The CAPTCHA upgrade.
ReCAPTCHA Version 2
Once Google had caught on to the fact that bot makers and spammers had been breaking through their ReCAPTCHA systems they worked on an update: ReCAPTCHA Version 2. Which, for the most part, looked like a simple checkbox that says, ‘I’m not a robot’.
Surprisingly, bots did not suddenly develop consciousness and have an existential crisis when faced with this box; this CAPTCHA isn’t actually about checking the box. This CAPTCHA is linked with google.com and, although Google will never reveal exactly what it is it, data gets passed between Google and this CAPTCHA. Theoretically, it can look at all of your login cookies and search history, as well as tonnes of other data from your Google Account and browser (if you’re using Chrome).
The secondary check
Of course, ReCAPTCHA Version 2 is pretty secure, it essentially runs an Internet background check on you to make sure you’re human. But what if you’re using Incognito Mode? What if you’re a brand-new computer user with no tracking or cookie data? That’s where their secondary checks come in.

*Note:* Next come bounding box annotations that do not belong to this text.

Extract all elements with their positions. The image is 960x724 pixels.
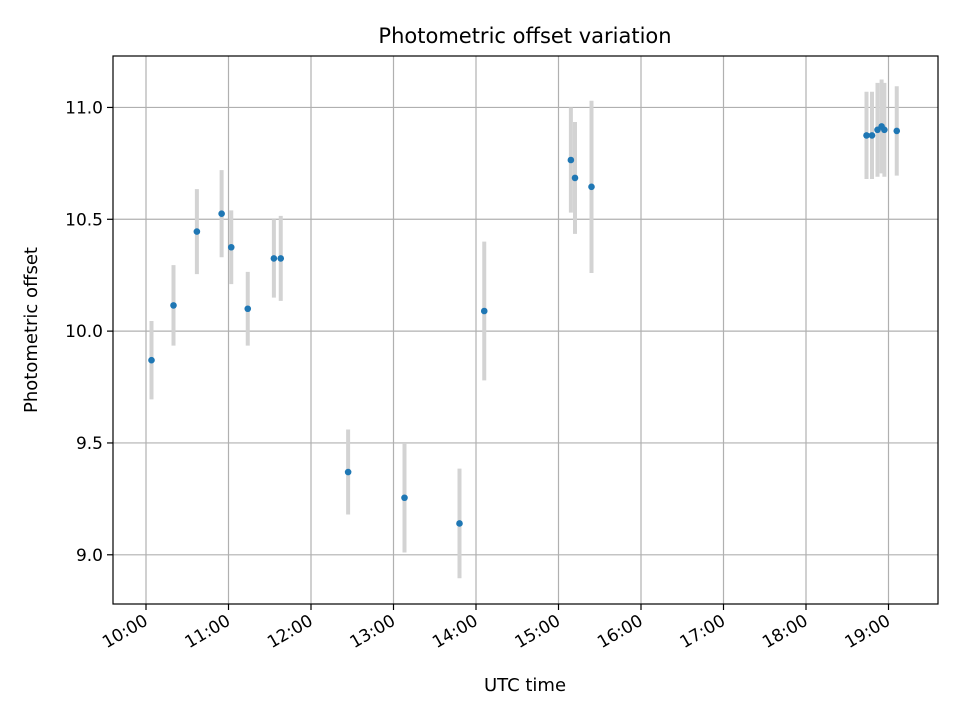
data-point — [881, 126, 888, 134]
y-tick-label: 10.5 — [65, 210, 103, 230]
data-point — [270, 255, 278, 262]
data-point — [456, 520, 463, 527]
data-point — [170, 302, 177, 309]
data-point — [571, 174, 579, 182]
data-point — [277, 255, 285, 262]
data-point — [868, 132, 876, 139]
plot-frame — [112, 55, 939, 605]
y-axis-title: Photometric offset — [21, 247, 42, 413]
y-tick-label: 10.0 — [65, 322, 103, 342]
x-axis-title: UTC time — [484, 675, 566, 696]
y-tick-label: 11.0 — [65, 98, 103, 118]
data-point — [344, 468, 352, 476]
data-point — [588, 183, 595, 191]
data-point — [893, 127, 901, 135]
grid-layer — [113, 56, 938, 604]
y-tick-label: 9.5 — [76, 434, 103, 454]
data-point — [193, 228, 201, 235]
data-point — [480, 307, 488, 315]
data-point — [567, 156, 575, 164]
data-point — [148, 356, 155, 364]
data-point — [218, 210, 225, 217]
chart-title: Photometric offset variation — [378, 24, 671, 48]
y-tick-label: 9.0 — [76, 546, 103, 566]
data-point — [244, 305, 252, 313]
point-layer — [148, 123, 901, 527]
data-point — [863, 132, 870, 139]
data-point — [227, 243, 235, 251]
data-point — [401, 494, 408, 502]
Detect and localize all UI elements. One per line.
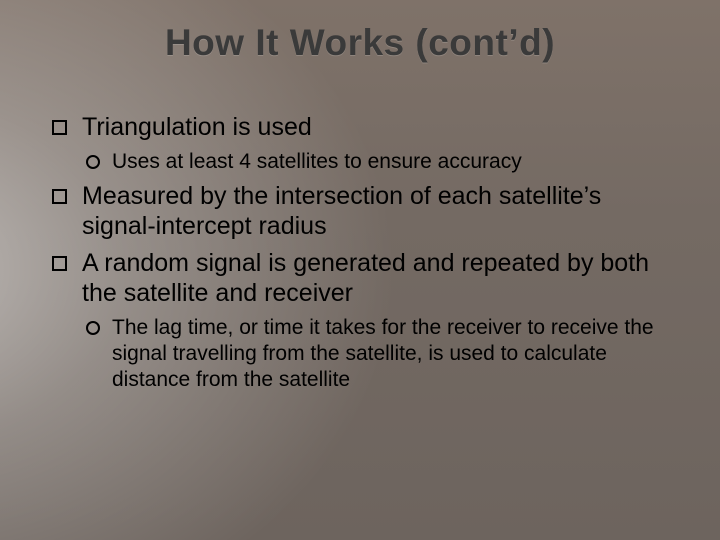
sub-bullet-list: The lag time, or time it takes for the r…	[82, 315, 680, 394]
bullet-text: Triangulation is used	[82, 113, 312, 141]
bullet-item: Triangulation is used Uses at least 4 sa…	[48, 112, 680, 175]
bullet-item: A random signal is generated and repeate…	[48, 248, 680, 394]
sub-bullet-item: Uses at least 4 satellites to ensure acc…	[82, 149, 680, 175]
sub-bullet-item: The lag time, or time it takes for the r…	[82, 315, 680, 394]
sub-bullet-list: Uses at least 4 satellites to ensure acc…	[82, 149, 680, 175]
bullet-item: Measured by the intersection of each sat…	[48, 181, 680, 242]
bullet-text: Measured by the intersection of each sat…	[82, 182, 601, 241]
bullet-text: A random signal is generated and repeate…	[82, 249, 649, 308]
sub-bullet-text: Uses at least 4 satellites to ensure acc…	[112, 150, 522, 173]
slide: How It Works (cont’d) Triangulation is u…	[0, 0, 720, 540]
bullet-list: Triangulation is used Uses at least 4 sa…	[40, 112, 680, 394]
slide-title: How It Works (cont’d)	[40, 22, 680, 64]
sub-bullet-text: The lag time, or time it takes for the r…	[112, 316, 654, 392]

Google has combatted this issue with their secondary check box, where you’ll have to do things like identify all of the cars in a series of nine images, ‘click the boxes that contain a fire hydrant’ or ‘click on the pictures containing a shop’ – the list goes on.
But, like all CAPTCHAs, bot makers have seen this as a challenge and with the advancement of machine learning and AI, they can essentially create their own tracking and search history. And the secondary tests? They’re easily beaten by cloud machine learning systems. And given that Google Cloud sells machine-learning systems, it’s entirely likely that some of their servers are creating CAPTCHAs, and others are breaking them.
The Future of CAPTCHAs
ReCAPTCHA Version 3
In the last year, Google has started to roll out reCAPTCHA Version 3. And, unfortunately, there’s not much that can be said for this, because it’s such a closely guarded secret. All that we do know is, from the minute you enter a website with reCAPTCHA Version 3 on it, you will be monitored in the background, and when you go to click ‘submit’ you’ll have already been assigned a ‘How Likely This is to be a Robot’ score.
There are no documents detailing how they work this out, and we can only hope that they are taking into account Incognito Mode, and importantly, accessibility tools. For all we know, those with a negative score may have their comment immediately archived or their form submission sent into a spam folder. And there’s no way to tell if you’ve failed.
Something that Monzo Bank is doing, is a sure-fire way of ensuring you’re not a robot. Their identification checks involve you sending a picture of your ID, and thereafter sending a video of you saying a phrase. Not only is this checking you are a human, but it’s also ensuring you’re the specific human in question.
Unfortunately, as bots get more and more advanced, CAPTCHA methods will have to become more and more intrusive to establish that you are in fact human. Users will need to sacrifice more of their privacy in order to remain safe from spam and bots on the internet, and by the looks of things, it’s something we’ve got to accept.